BEIJING — Scientists studying the Antarctic’s marine life received some unexpected news this month: China plans to vastly increase fishing for Antarctic krill – small crustaceans that are a critical food for the continent’s penguins and other creatures.

China currently harvests about 32,000 metric tons of krill annually from Antarctica’s waters, topped only by Norway and South Korea. Under China’s plans, detailed in a March 4 story in the state-run China Daily, the world’s most populous country would increase those catches 30 to 60 times, harvesting up to 2 million metric tons yearly.

Rodolfo Werner, a marine scientist and adviser to Antarctic conservation groups, said he doubts China can ramp up its catches to that level. But the fact that China has announced such ambitious plans worries him, partly because other countries might follow suit.

“I’m concerned – very concerned,” Werner said from his home in San Carlos de Bariloche, Argentina. “If they invest big money in their fishing fleets, it will push the system to relax the current (Antarctic) catch limits.”
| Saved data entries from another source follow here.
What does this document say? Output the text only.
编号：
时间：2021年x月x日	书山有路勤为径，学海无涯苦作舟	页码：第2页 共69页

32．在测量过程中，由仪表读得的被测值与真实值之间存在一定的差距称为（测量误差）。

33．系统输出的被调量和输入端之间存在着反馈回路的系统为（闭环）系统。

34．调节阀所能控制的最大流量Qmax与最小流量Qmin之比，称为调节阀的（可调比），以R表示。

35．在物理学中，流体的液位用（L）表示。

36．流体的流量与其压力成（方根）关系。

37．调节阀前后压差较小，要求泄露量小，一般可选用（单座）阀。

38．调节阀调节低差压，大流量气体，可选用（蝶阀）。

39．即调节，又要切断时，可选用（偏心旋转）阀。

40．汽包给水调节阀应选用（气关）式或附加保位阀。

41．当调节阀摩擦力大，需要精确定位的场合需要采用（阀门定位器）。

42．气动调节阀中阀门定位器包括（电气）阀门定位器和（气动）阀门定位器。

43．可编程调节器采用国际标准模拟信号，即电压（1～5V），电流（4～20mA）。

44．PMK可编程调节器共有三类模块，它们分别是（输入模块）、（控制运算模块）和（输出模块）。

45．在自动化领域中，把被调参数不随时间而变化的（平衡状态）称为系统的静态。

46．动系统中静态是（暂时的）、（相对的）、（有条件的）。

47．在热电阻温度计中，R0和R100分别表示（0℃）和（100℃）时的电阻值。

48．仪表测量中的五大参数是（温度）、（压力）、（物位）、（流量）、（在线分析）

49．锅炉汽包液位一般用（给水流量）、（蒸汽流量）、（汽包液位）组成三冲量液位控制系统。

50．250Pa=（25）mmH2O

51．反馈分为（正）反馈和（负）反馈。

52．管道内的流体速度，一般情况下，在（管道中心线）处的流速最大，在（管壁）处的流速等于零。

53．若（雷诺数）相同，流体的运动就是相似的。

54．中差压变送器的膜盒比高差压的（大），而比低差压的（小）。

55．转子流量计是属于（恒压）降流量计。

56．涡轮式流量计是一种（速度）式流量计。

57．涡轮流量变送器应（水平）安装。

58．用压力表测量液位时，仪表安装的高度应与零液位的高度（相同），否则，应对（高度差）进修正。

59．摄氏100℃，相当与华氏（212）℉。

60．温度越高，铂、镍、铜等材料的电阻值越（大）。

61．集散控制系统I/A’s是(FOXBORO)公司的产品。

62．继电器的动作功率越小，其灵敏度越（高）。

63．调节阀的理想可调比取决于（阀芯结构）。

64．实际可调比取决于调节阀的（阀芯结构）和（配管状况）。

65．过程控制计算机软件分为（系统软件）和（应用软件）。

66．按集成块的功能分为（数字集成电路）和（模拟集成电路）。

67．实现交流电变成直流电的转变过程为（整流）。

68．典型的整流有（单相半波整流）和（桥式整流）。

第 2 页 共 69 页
Beijing’s fishing plans are part of its larger strategic interests in the frozen continent. Over the last three decades, China has built four research stations in Antarctica and is preparing to build a fifth. While an international treaty protects Antarctica from militarization and mining, the Chinese research stations have fueled speculation that China has long-term plans to exploit the continent’s vast energy and mineral resources.

With a population of nearly 1.4 billion, China is highly concerned about food security and harvests krill for a variety of products. These include livestock and aquaculture feed, fish bait and omega-3 dietary supplements.

Norway is the world’s largest harvester of Antarctic krill, largely to supply the supplements industry with omega-3 fatty acids.

Worldwide, huge swarms of krill help feed whales, penguins and other marine animals. Antarctic krill are small creatures but incredibly abundant. Scientists believe that the total weight of Antarctic krill is greater than the cumulative weight of any other animal species.

Despite that abundance, many conservationists are concerned that the Antarctic’s food chain is already being harmed by industrial krill fishing.